Hmm, not just that. But the spiritual experience really is, operationally speaking, what God is -- the reality underlying the ideas. Or rather, whatever reality gives rise to spiritual experience is that.
Oh yes, all of those are time-honored methods of altering consciousness, as is meditation, prayer, religious ritual, and it can also happen spontaneously. Sometimes I get into the state while writing poetry. I've seen it done through dance, through sex, through all kinds of things. However, it's also possible to enter a drugged state and come nowhere near a mystical experience, so it's not as simple as it sounds.
No, it's a set of ideas about who you are. Awareness remains. Let me tell you about one exercise that helped me and has helped students of mine from time to time. I call it "going in/going out."
Start with a breathing exercise for a few minutes.
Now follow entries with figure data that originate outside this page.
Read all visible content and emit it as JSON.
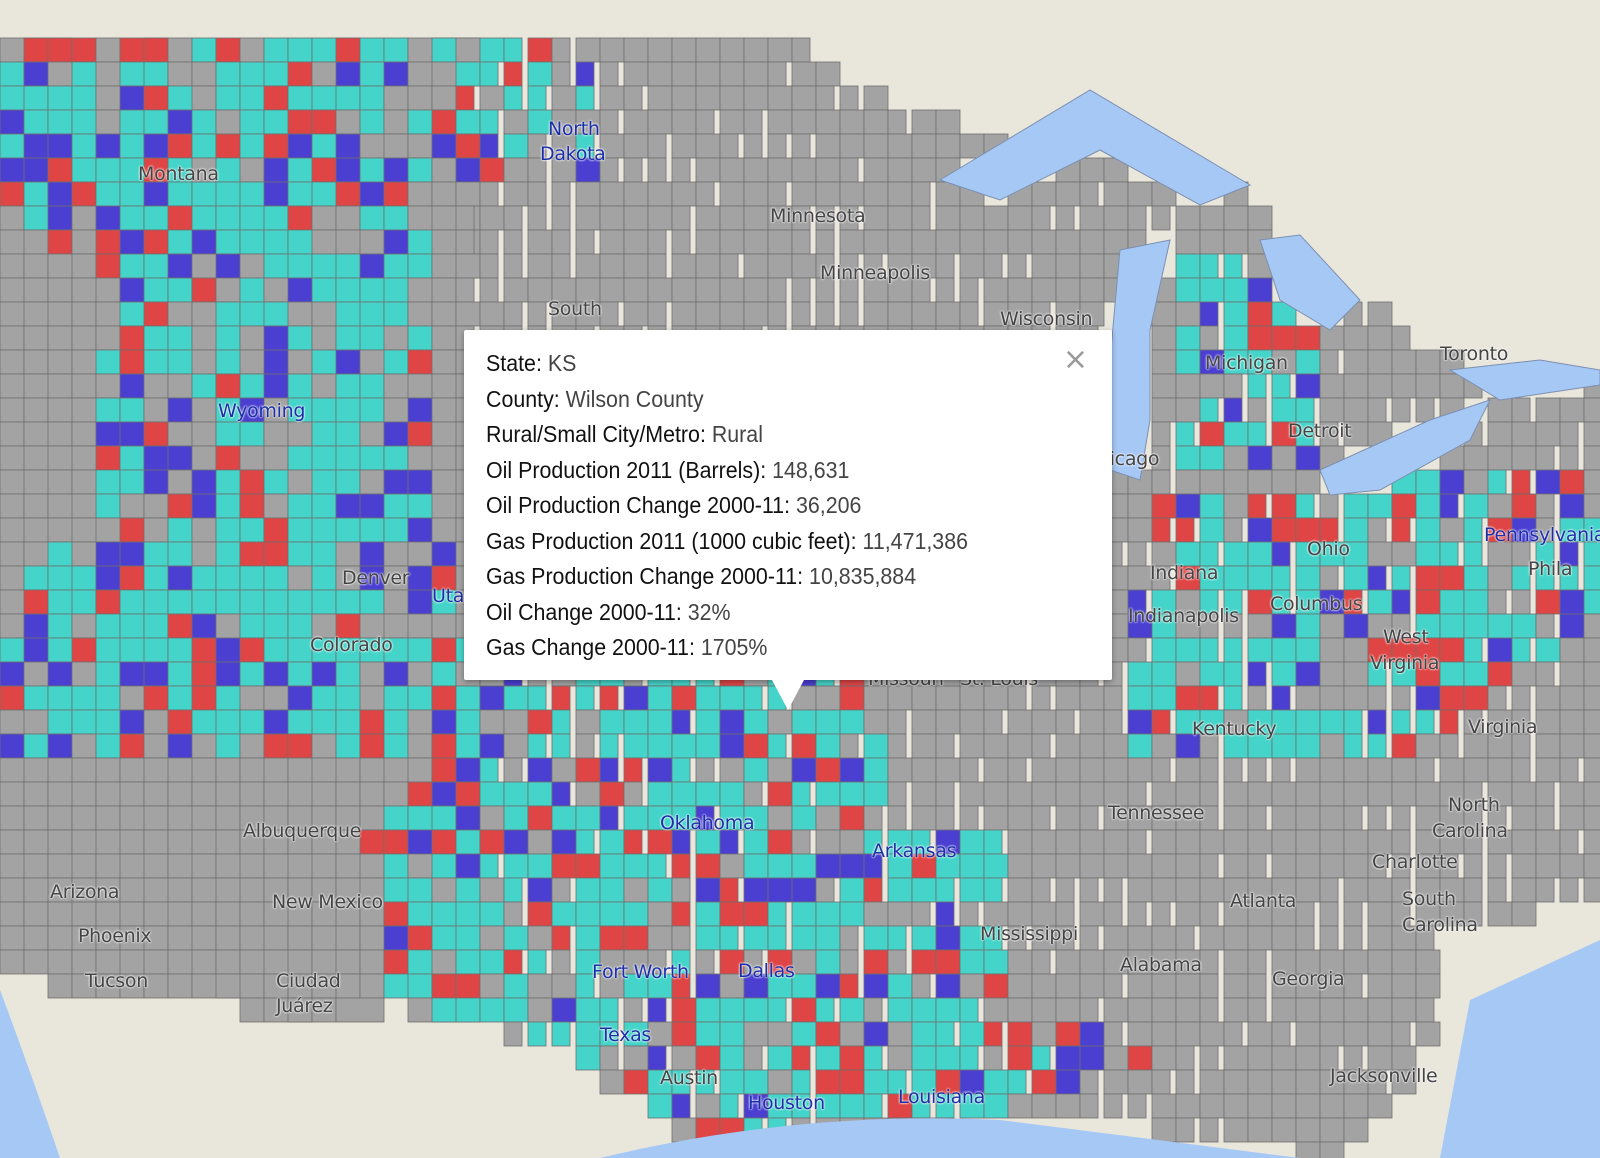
{
  "map": {
    "colors": {
      "oil_gas_increase": "#45d4c9",
      "oil_increase": "#e04545",
      "gas_increase": "#4a3fd1",
      "no_change": "#a3a3a3",
      "county_border": "#6e6e6e",
      "water": "#a6c8f5",
      "land": "#e9e6dc"
    },
    "labels": [
      {
        "text": "North",
        "cls": "blue"
      },
      {
        "text": "Dakota",
        "cls": "blue"
      },
      {
        "text": "Montana",
        "cls": "state"
      },
      {
        "text": "Minnesota",
        "cls": "state"
      },
      {
        "text": "Minneapolis",
        "cls": "state"
      },
      {
        "text": "South",
        "cls": "state"
      },
      {
        "text": "Wisconsin",
        "cls": "state"
      },
      {
        "text": "Wyoming",
        "cls": "blue"
      },
      {
        "text": "Michigan",
        "cls": "state"
      },
      {
        "text": "Toronto",
        "cls": "state"
      },
      {
        "text": "Detroit",
        "cls": "state"
      },
      {
        "text": "Chicago",
        "cls": "state"
      },
      {
        "text": "Denver",
        "cls": "state"
      },
      {
        "text": "Utah",
        "cls": "blue"
      },
      {
        "text": "Colorado",
        "cls": "state"
      },
      {
        "text": "Indiana",
        "cls": "state"
      },
      {
        "text": "Indianapolis",
        "cls": "state"
      },
      {
        "text": "Ohio",
        "cls": "state"
      },
      {
        "text": "Columbus",
        "cls": "state"
      },
      {
        "text": "West",
        "cls": "state"
      },
      {
        "text": "Virginia",
        "cls": "state"
      },
      {
        "text": "Missouri",
        "cls": "state"
      },
      {
        "text": "St. Louis",
        "cls": "state"
      },
      {
        "text": "Kentucky",
        "cls": "state"
      },
      {
        "text": "Virginia",
        "cls": "state"
      },
      {
        "text": "Albuquerque",
        "cls": "state"
      },
      {
        "text": "Oklahoma",
        "cls": "blue"
      },
      {
        "text": "Arkansas",
        "cls": "blue"
      },
      {
        "text": "Tennessee",
        "cls": "state"
      },
      {
        "text": "North",
        "cls": "state"
      },
      {
        "text": "Carolina",
        "cls": "state"
      },
      {
        "text": "Charlotte",
        "cls": "state"
      },
      {
        "text": "Arizona",
        "cls": "state"
      },
      {
        "text": "New Mexico",
        "cls": "state"
      },
      {
        "text": "Phoenix",
        "cls": "state"
      },
      {
        "text": "Atlanta",
        "cls": "state"
      },
      {
        "text": "South",
        "cls": "state"
      },
      {
        "text": "Carolina",
        "cls": "state"
      },
      {
        "text": "Mississippi",
        "cls": "state"
      },
      {
        "text": "Tucson",
        "cls": "state"
      },
      {
        "text": "Ciudad",
        "cls": "state"
      },
      {
        "text": "Juárez",
        "cls": "state"
      },
      {
        "text": "Fort Worth",
        "cls": "blue"
      },
      {
        "text": "Dallas",
        "cls": "blue"
      },
      {
        "text": "Alabama",
        "cls": "state"
      },
      {
        "text": "Georgia",
        "cls": "state"
      },
      {
        "text": "Texas",
        "cls": "blue"
      },
      {
        "text": "Austin",
        "cls": "state"
      },
      {
        "text": "Houston",
        "cls": "blue"
      },
      {
        "text": "Louisiana",
        "cls": "blue"
      },
      {
        "text": "Jacksonville",
        "cls": "state"
      },
      {
        "text": "Pennsylvania",
        "cls": "blue"
      },
      {
        "text": "Phila",
        "cls": "state"
      }
    ]
  },
  "popup": {
    "rows": [
      {
        "label": "State: ",
        "value": "KS"
      },
      {
        "label": "County: ",
        "value": "Wilson County"
      },
      {
        "label": "Rural/Small City/Metro: ",
        "value": "Rural"
      },
      {
        "label": "Oil Production 2011 (Barrels): ",
        "value": "148,631"
      },
      {
        "label": "Oil Production Change 2000-11: ",
        "value": "36,206"
      },
      {
        "label": "Gas Production 2011 (1000 cubic feet): ",
        "value": "11,471,386"
      },
      {
        "label": "Gas Production Change 2000-11: ",
        "value": "10,835,884"
      },
      {
        "label": "Oil Change 2000-11: ",
        "value": "32%"
      },
      {
        "label": "Gas Change 2000-11: ",
        "value": "1705%"
      }
    ],
    "close_icon": "×"
  }
}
Then discard in your mind your identification with various parts of your environment -- your possessions, your body, your mind, your feelings. As you do this, if you do it right, your body-awareness will dim and your mind will quiet. You will eventually be left identified with nothing, with an infinitely small part at the center.
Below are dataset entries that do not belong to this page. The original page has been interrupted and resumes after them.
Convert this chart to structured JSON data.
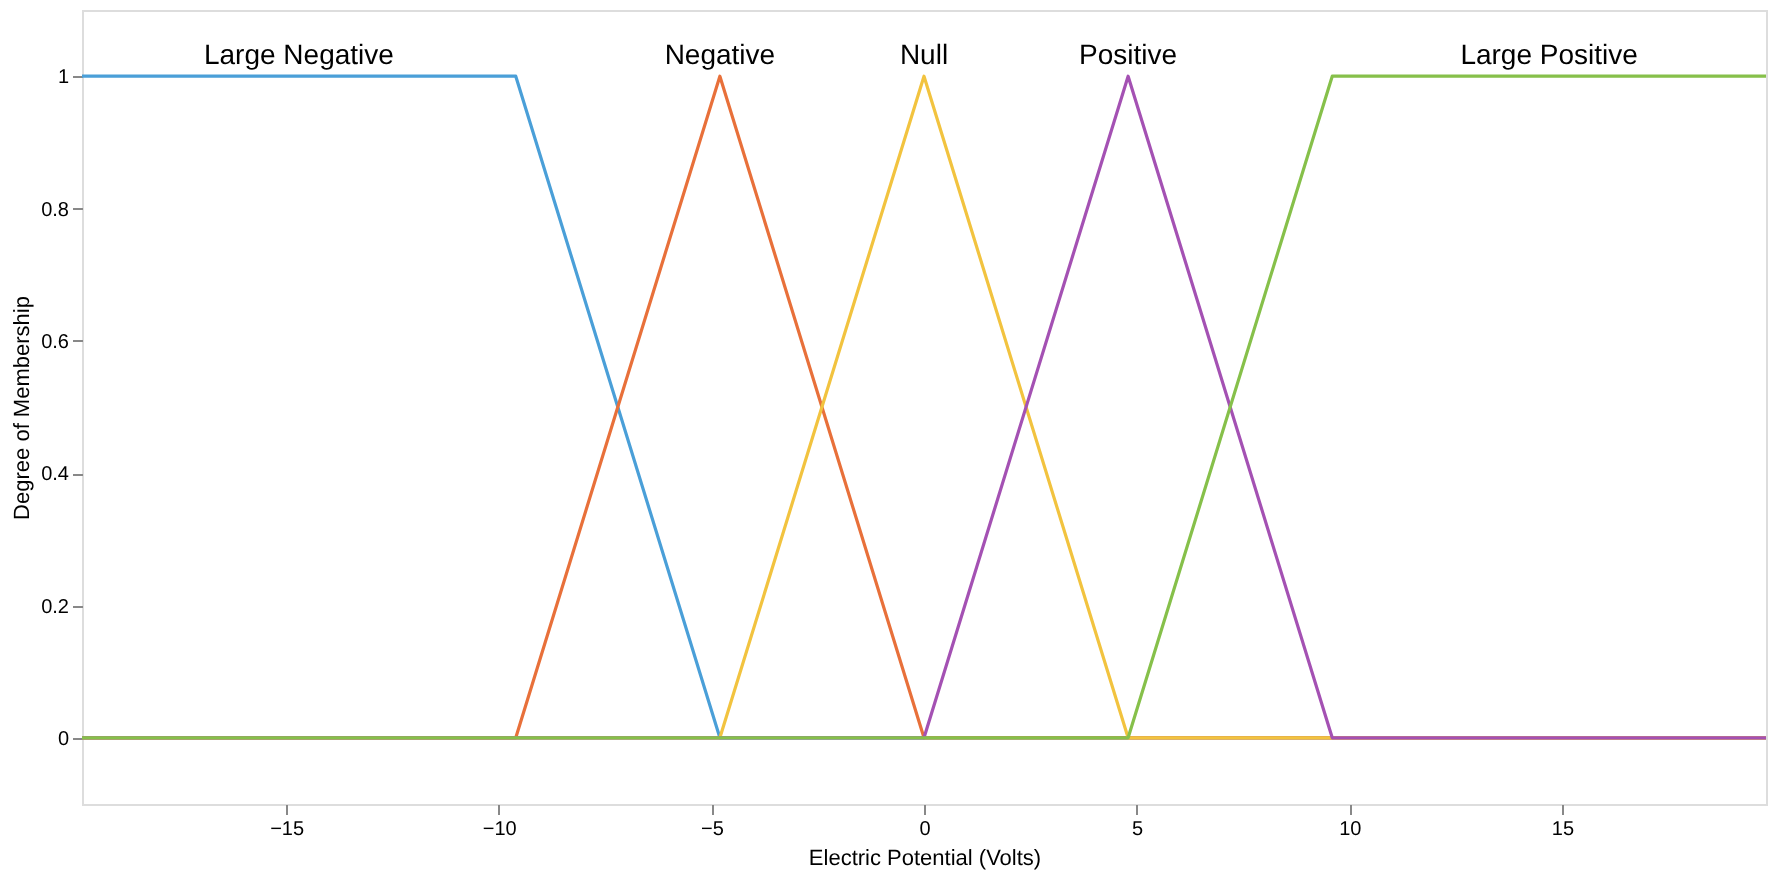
{
  "chart_data": {
    "type": "line",
    "xlabel": "Electric Potential (Volts)",
    "ylabel": "Degree of Membership",
    "xlim": [
      -19.8,
      19.8
    ],
    "ylim": [
      -0.1,
      1.1
    ],
    "xticks": [
      -15,
      -10,
      -5,
      0,
      5,
      10,
      15
    ],
    "yticks": [
      {
        "value": 0,
        "label": "0"
      },
      0.2,
      0.4,
      0.6,
      0.8,
      {
        "value": 1,
        "label": "1"
      }
    ],
    "grid": false,
    "legend": false,
    "marker": "none",
    "line_style": "solid",
    "series": [
      {
        "name": "Large Negative",
        "color": "#4a9fd8",
        "x": [
          -19.8,
          -9.6,
          -4.8,
          19.8
        ],
        "values": [
          1,
          1,
          0,
          0
        ]
      },
      {
        "name": "Negative",
        "color": "#e8703a",
        "x": [
          -19.8,
          -9.6,
          -4.8,
          0,
          19.8
        ],
        "values": [
          0,
          0,
          1,
          0,
          0
        ]
      },
      {
        "name": "Null",
        "color": "#f2c33f",
        "x": [
          -19.8,
          -4.8,
          0,
          4.8,
          19.8
        ],
        "values": [
          0,
          0,
          1,
          0,
          0
        ]
      },
      {
        "name": "Positive",
        "color": "#a451b3",
        "x": [
          -19.8,
          0,
          4.8,
          9.6,
          19.8
        ],
        "values": [
          0,
          0,
          1,
          0,
          0
        ]
      },
      {
        "name": "Large Positive",
        "color": "#86c04a",
        "x": [
          -19.8,
          4.8,
          9.6,
          19.8
        ],
        "values": [
          0,
          0,
          1,
          1
        ]
      }
    ]
  }
}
Then take up these parts of "yourself" again, and now expand outward. Let the dividing line between you and your immediate surroundings be expanded so that they are included in your perception of "self." Keep expanding that line so that it encompasses the planet, the solar system, the galaxy, the cosmos (at each stage, if need be, you can recognize the physical interaction which identifies all of these as a single system.)
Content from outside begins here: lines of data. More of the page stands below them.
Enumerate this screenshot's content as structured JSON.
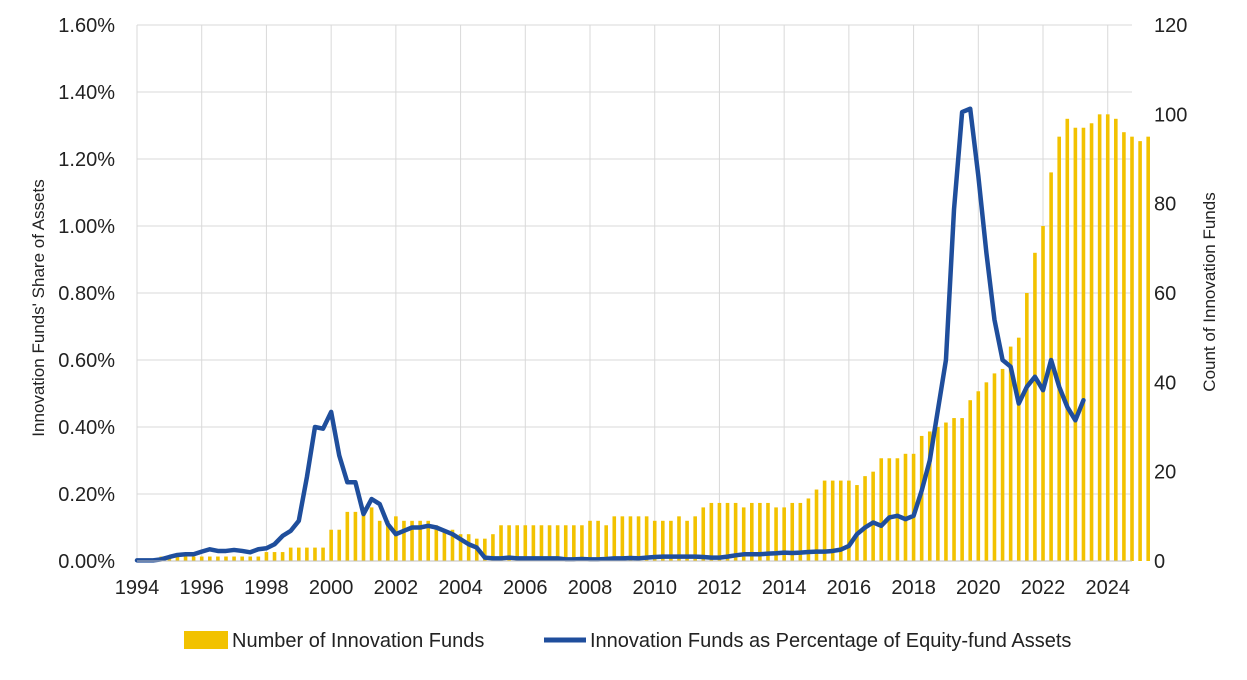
{
  "chart_data": {
    "type": "bar+line",
    "title": "",
    "x_axis": {
      "tick_labels": [
        "1994",
        "1996",
        "1998",
        "2000",
        "2002",
        "2004",
        "2006",
        "2008",
        "2010",
        "2012",
        "2014",
        "2016",
        "2018",
        "2020",
        "2022",
        "2024"
      ],
      "range": [
        1994,
        2024.75
      ],
      "grid": true
    },
    "y_left": {
      "label": "Innovation Funds' Share of Assets",
      "tick_labels": [
        "0.00%",
        "0.20%",
        "0.40%",
        "0.60%",
        "0.80%",
        "1.00%",
        "1.20%",
        "1.40%",
        "1.60%"
      ],
      "range": [
        0,
        1.6
      ],
      "unit": "%"
    },
    "y_right": {
      "label": "Count of Innovation Funds",
      "tick_labels": [
        "0",
        "20",
        "40",
        "60",
        "80",
        "100",
        "120"
      ],
      "range": [
        0,
        120
      ]
    },
    "grid": true,
    "legend_position": "bottom",
    "start_year": 1994,
    "period": "quarterly",
    "series": [
      {
        "name": "Number of Innovation Funds",
        "type": "bar",
        "axis": "right",
        "color": "#F2C200",
        "values": [
          0,
          0,
          0,
          1,
          1,
          1,
          1,
          1,
          1,
          1,
          1,
          1,
          1,
          1,
          1,
          1,
          2,
          2,
          2,
          3,
          3,
          3,
          3,
          3,
          7,
          7,
          11,
          11,
          12,
          12,
          9,
          9,
          10,
          9,
          9,
          9,
          9,
          8,
          7,
          7,
          6,
          6,
          5,
          5,
          6,
          8,
          8,
          8,
          8,
          8,
          8,
          8,
          8,
          8,
          8,
          8,
          9,
          9,
          8,
          10,
          10,
          10,
          10,
          10,
          9,
          9,
          9,
          10,
          9,
          10,
          12,
          13,
          13,
          13,
          13,
          12,
          13,
          13,
          13,
          12,
          12,
          13,
          13,
          14,
          16,
          18,
          18,
          18,
          18,
          17,
          19,
          20,
          23,
          23,
          23,
          24,
          24,
          28,
          29,
          30,
          31,
          32,
          32,
          36,
          38,
          40,
          42,
          43,
          48,
          50,
          60,
          69,
          75,
          87,
          95,
          99,
          97,
          97,
          98,
          100,
          100,
          99,
          96,
          95,
          94,
          95
        ]
      },
      {
        "name": "Innovation Funds as Percentage of Equity-fund Assets",
        "type": "line",
        "axis": "left",
        "color": "#1F4E9C",
        "values": [
          0.002,
          0.002,
          0.002,
          0.005,
          0.012,
          0.018,
          0.02,
          0.02,
          0.028,
          0.035,
          0.03,
          0.03,
          0.033,
          0.03,
          0.026,
          0.035,
          0.038,
          0.05,
          0.075,
          0.09,
          0.12,
          0.25,
          0.4,
          0.395,
          0.445,
          0.315,
          0.235,
          0.235,
          0.14,
          0.185,
          0.17,
          0.11,
          0.08,
          0.09,
          0.1,
          0.1,
          0.105,
          0.1,
          0.09,
          0.08,
          0.065,
          0.05,
          0.04,
          0.01,
          0.008,
          0.008,
          0.01,
          0.008,
          0.008,
          0.008,
          0.008,
          0.008,
          0.008,
          0.005,
          0.005,
          0.006,
          0.005,
          0.005,
          0.006,
          0.008,
          0.008,
          0.009,
          0.008,
          0.01,
          0.012,
          0.013,
          0.013,
          0.013,
          0.013,
          0.013,
          0.012,
          0.01,
          0.01,
          0.013,
          0.017,
          0.02,
          0.02,
          0.02,
          0.022,
          0.023,
          0.025,
          0.024,
          0.025,
          0.027,
          0.028,
          0.028,
          0.03,
          0.034,
          0.045,
          0.08,
          0.1,
          0.115,
          0.105,
          0.13,
          0.135,
          0.125,
          0.135,
          0.21,
          0.3,
          0.45,
          0.6,
          1.05,
          1.34,
          1.35,
          1.15,
          0.92,
          0.72,
          0.6,
          0.58,
          0.47,
          0.52,
          0.55,
          0.51,
          0.6,
          0.52,
          0.46,
          0.42,
          0.48
        ]
      }
    ]
  }
}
The end-point experience of both going in and going out is similar. But at all stages of it, you remain aware, you just change your understanding of selfhood, and so come to see, on a visceral and experiential level, that the normal concept of selfhood is a convenience, and arbitrary function of memory, and in a very specific sense an illusion.
What Jesus started was a Jewish sect, which the Apostles and their followers continued after the Crucifixion. What Paul of Tarsus started was a diverse non-Jewish religion that followed Jesus' teachings and certain ideas about Jesus that Paul promulgated (although branches of it spun wide of those ideas). What the Emperor Constantine, via the bishops of his time, started was a political body that employed Christian doctrine to uphold the authority of the Empire. And it is from this Imperial Church that modern Christian doctrine in its standard form, as shared by the Orthodox, Catholic, and most Protestant Christians, derives. The idea that Christian theology and doctrine derives directly from the teachings of Christ is one for which there is no evidence, and there is much evidence from the Gospels and from the forms of worship followed by the earliest post-Crucifixion Nazarenes that he never intended to found a new religion at all.
As I said, all of that derives from accounts of other people who have undergone mystical experience. That includes Jesus, of course.
Everything in religion that is not mysticism is make-believe.
If that were true, there would be no difference between a prophet and a psychic. A prophet is not a fortune-teller; he is someone who claims to speak for God, and he can make that claim only on the basis of personal experience, and the only such experience that ever happens to anyone is mystical in nature. If he does predict the future (some prophets do, some don't), that is a power derived from his or her experience of God, and it is the experience of God that remains primary and defining.
Through his prophets, I have a tangible map of the events I am watching on TV. My God lets me know what to expect on this earth.
An interesting claim. Care to make some of those predictions public so we can test the theory?
Gentle Dragon,
Satan can make you feel like a million bucks.
I know you mean well, but you are giving kindergarten lessons to a postgraduate student. There really is not much point in doing that.